I've created a mockup jsFiddle
A simple solution could be comparing the current level to the old one, to detect when the level changed:
function scoreToLevel(score)
if(score < 500){
return 1
}else if (score < 1000){
return 2
}else{
return 3
}
}
function incScore()
var next_level = scoreToLevel(scoreTotal)
if(next_level !== current_level){
lvlimg = "L0" + next_level;
drawLevel(lvlimg)
lvlupSound()
}
}
The easiest solution is to factor the sound out of those if statements. If the levels are nice and regular like that(every 500 points) and the points always increase in a way that you will always land exactly on an even multiple of 500 when you level up, something like this should do:
if(scoreTotal % 500 === 0 && scoreTotal < 1001)
{
lvlupSound();
}
If you won't always land directly on the gate to the next level(maybe the player can earn anywhere between 1 and 15 points at a time) then you should be able to get by using something along the lines of this before you increment the player's score:
if( (scoreTotal % 500) > ((scoreTotal + increment) % 500)
{
lvlupSound();
}
if your level boundries are not regular like that obviously it gets a little bit more complex, but that should get you started.

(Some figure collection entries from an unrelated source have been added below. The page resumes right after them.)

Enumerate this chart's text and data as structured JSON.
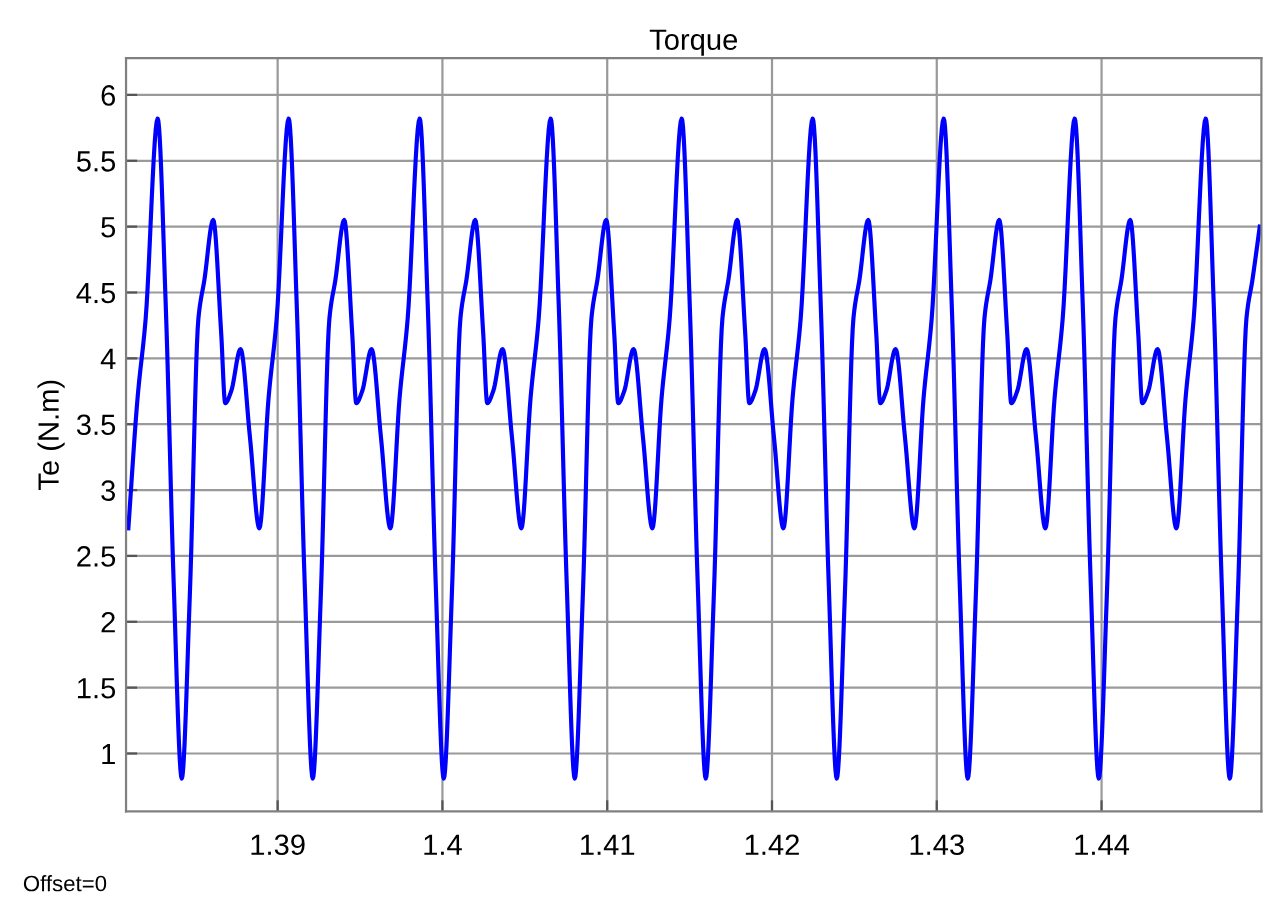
{
  "chart_data": {
    "type": "line",
    "title": "Torque",
    "ylabel": "Te (N.m)",
    "annotations": [
      "Offset=0"
    ],
    "xlim": [
      1.3808,
      1.4497
    ],
    "xticks": [
      1.39,
      1.4,
      1.41,
      1.42,
      1.43,
      1.44
    ],
    "ylim": [
      0.56,
      6.28
    ],
    "yticks": [
      1,
      1.5,
      2,
      2.5,
      3,
      3.5,
      4,
      4.5,
      5,
      5.5,
      6
    ],
    "grid": true,
    "marker": "none",
    "line_style": "solid",
    "series": [
      {
        "color": "#0000ff",
        "x": [
          1.38094,
          1.3815,
          1.38199,
          1.38272,
          1.38321,
          1.38369,
          1.38418,
          1.38467,
          1.38519,
          1.38556,
          1.38609,
          1.38657,
          1.38682,
          1.38718,
          1.38775,
          1.38832,
          1.38889,
          1.38945,
          1.38994,
          1.39067,
          1.39116,
          1.39164,
          1.39213,
          1.39262,
          1.39314,
          1.39351,
          1.39404,
          1.39452,
          1.39477,
          1.39513,
          1.3957,
          1.39627,
          1.39684,
          1.3974,
          1.39789,
          1.39862,
          1.39911,
          1.39959,
          1.40008,
          1.40057,
          1.40109,
          1.40146,
          1.40199,
          1.40247,
          1.40272,
          1.40308,
          1.40365,
          1.40422,
          1.40479,
          1.40535,
          1.40584,
          1.40657,
          1.40706,
          1.40754,
          1.40803,
          1.40852,
          1.40904,
          1.40941,
          1.40994,
          1.41042,
          1.41067,
          1.41103,
          1.4116,
          1.41217,
          1.41274,
          1.4133,
          1.41379,
          1.41452,
          1.41501,
          1.41549,
          1.41598,
          1.41647,
          1.41699,
          1.41736,
          1.41789,
          1.41837,
          1.41862,
          1.41898,
          1.41955,
          1.42012,
          1.42069,
          1.42125,
          1.42174,
          1.42247,
          1.42296,
          1.42344,
          1.42393,
          1.42442,
          1.42494,
          1.42531,
          1.42584,
          1.42632,
          1.42657,
          1.42693,
          1.4275,
          1.42807,
          1.42864,
          1.4292,
          1.42969,
          1.43042,
          1.43091,
          1.43139,
          1.43188,
          1.43237,
          1.43289,
          1.43326,
          1.43379,
          1.43427,
          1.43452,
          1.43488,
          1.43545,
          1.43602,
          1.43659,
          1.43715,
          1.43764,
          1.43837,
          1.43886,
          1.43934,
          1.43983,
          1.44032,
          1.44084,
          1.44121,
          1.44174,
          1.44222,
          1.44247,
          1.44283,
          1.4434,
          1.44397,
          1.44454,
          1.4451,
          1.44559,
          1.44632,
          1.44681,
          1.44729,
          1.44778,
          1.44827,
          1.44879,
          1.44916,
          1.4496
        ],
        "values": [
          2.71,
          3.7,
          4.3,
          5.82,
          4.4,
          2.3,
          0.81,
          2.2,
          4.3,
          4.6,
          5.05,
          4.2,
          3.66,
          3.75,
          4.07,
          3.4,
          2.71,
          3.7,
          4.3,
          5.82,
          4.4,
          2.3,
          0.81,
          2.2,
          4.3,
          4.6,
          5.05,
          4.2,
          3.66,
          3.75,
          4.07,
          3.4,
          2.71,
          3.7,
          4.3,
          5.82,
          4.4,
          2.3,
          0.81,
          2.2,
          4.3,
          4.6,
          5.05,
          4.2,
          3.66,
          3.75,
          4.07,
          3.4,
          2.71,
          3.7,
          4.3,
          5.82,
          4.4,
          2.3,
          0.81,
          2.2,
          4.3,
          4.6,
          5.05,
          4.2,
          3.66,
          3.75,
          4.07,
          3.4,
          2.71,
          3.7,
          4.3,
          5.82,
          4.4,
          2.3,
          0.81,
          2.2,
          4.3,
          4.6,
          5.05,
          4.2,
          3.66,
          3.75,
          4.07,
          3.4,
          2.71,
          3.7,
          4.3,
          5.82,
          4.4,
          2.3,
          0.81,
          2.2,
          4.3,
          4.6,
          5.05,
          4.2,
          3.66,
          3.75,
          4.07,
          3.4,
          2.71,
          3.7,
          4.3,
          5.82,
          4.4,
          2.3,
          0.81,
          2.2,
          4.3,
          4.6,
          5.05,
          4.2,
          3.66,
          3.75,
          4.07,
          3.4,
          2.71,
          3.7,
          4.3,
          5.82,
          4.4,
          2.3,
          0.81,
          2.2,
          4.3,
          4.6,
          5.05,
          4.2,
          3.66,
          3.75,
          4.07,
          3.4,
          2.71,
          3.7,
          4.3,
          5.82,
          4.4,
          2.3,
          0.81,
          2.2,
          4.3,
          4.6,
          5.0
        ]
      }
    ]
  }
}
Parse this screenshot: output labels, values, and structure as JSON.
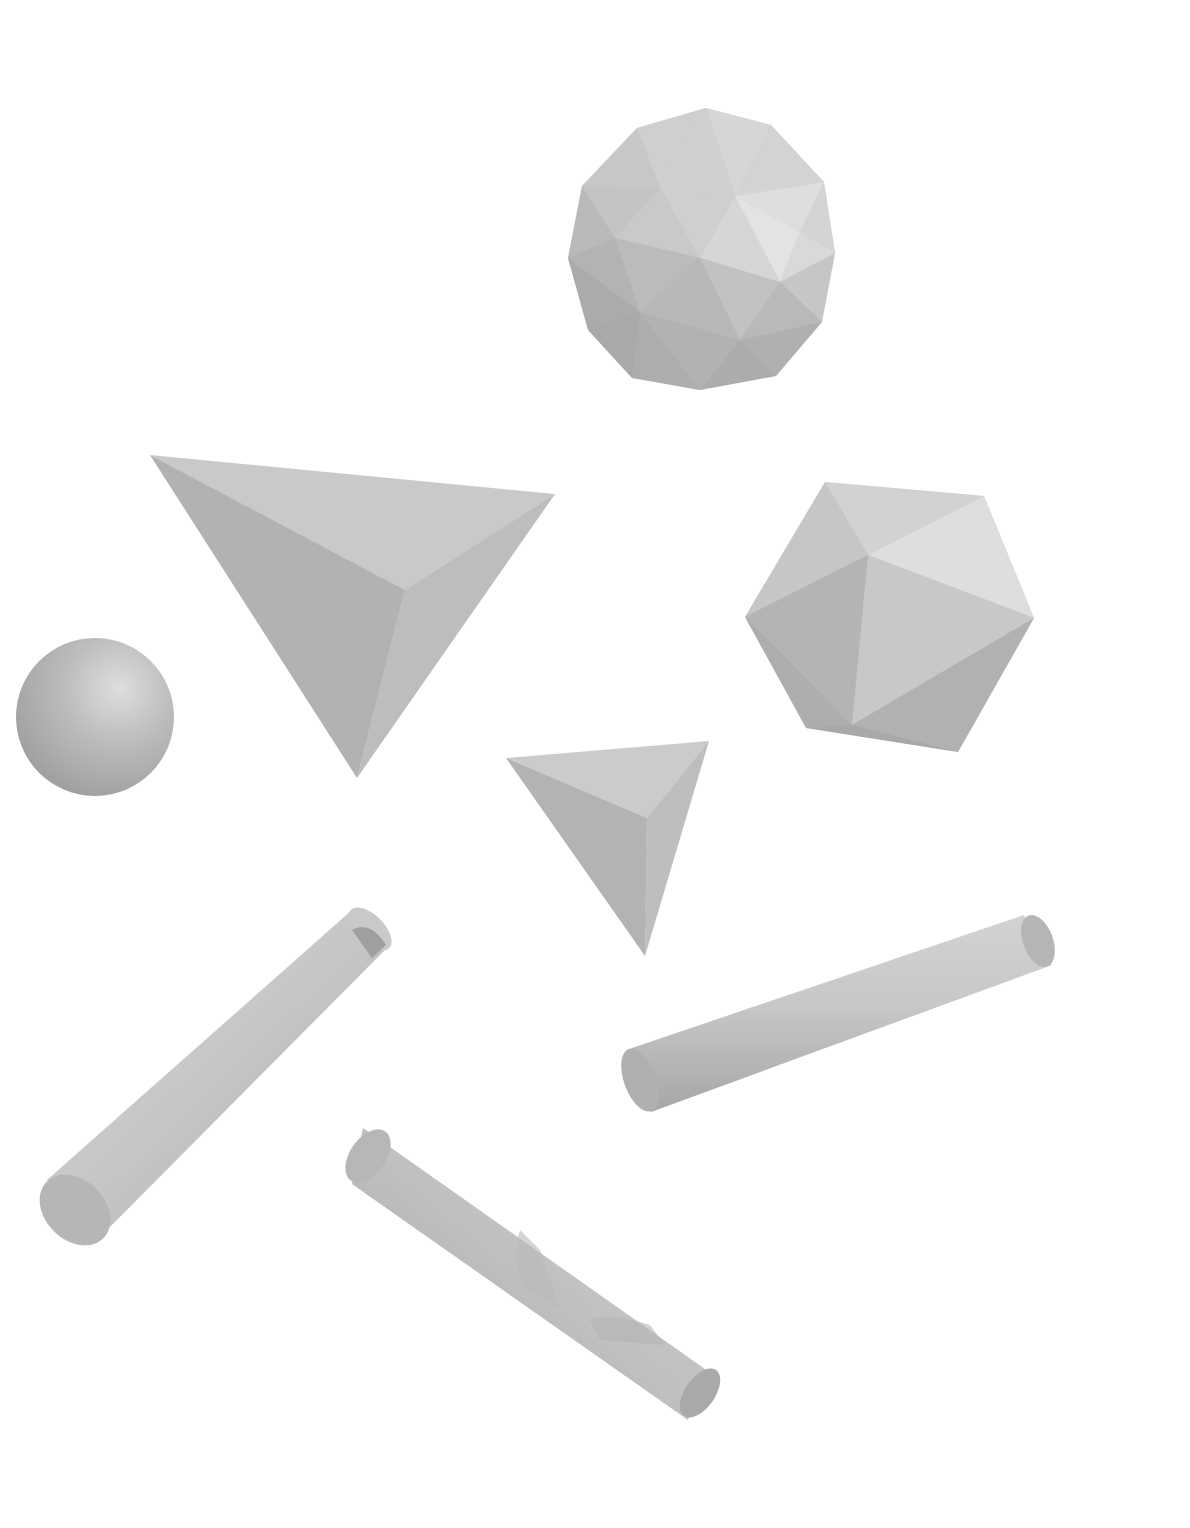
{
  "scene": {
    "background": "#ffffff",
    "colors": {
      "light": "#dcdcdc",
      "mid": "#c4c4c4",
      "dark": "#a9a9a9",
      "shadow": "#999999"
    },
    "objects": [
      {
        "kind": "geodesic-sphere",
        "count": 1
      },
      {
        "kind": "tetrahedron",
        "count": 2
      },
      {
        "kind": "icosahedron",
        "count": 1
      },
      {
        "kind": "sphere",
        "count": 1
      },
      {
        "kind": "cylinder",
        "count": 3
      }
    ]
  }
}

That is because you have the in every statement for every score (which means from 0 to infinite).
You will need to write inner if statements such as;
if (scoreTotal < 500){
lvlimg = "L01";
drawLevel(lvlimg);
if(scoreTotal x times of each the level) // That means for each level completed
{
lvlupSound();
}
}
If your score increment is only 1, then only play the tone when the score equals the threshold for a new level.
If they can increase their score by more than 1, then you could pass the number of points in and check the score before and after to see if the numbers fall on each side of the threshold.
If that still doesn't work, some more info on the "level" and points would be appreciated.
Try something like this (demo):
var scoreTotal,
lastLevel = 0,
levels = [500, 1000, 2500, 5000, 10000, 25000, 50000, 75000],
currentLevel = 0,
lvlImg;
function incScore() {
while (scoreTotal > levels[currentLevel]) {
currentLevel++;
}
if (lastLevel !== currentLevel) {
lastLevel = currentLevel;
// gives a two digit number with a leading zero
lvlImg = ('0' + currentLevel).slice(-2);
drawLevel("L" + lvlimg);
lvlupSound();
}
}
Then you can easily add additional levels by adding the score cutoff to the levels variable.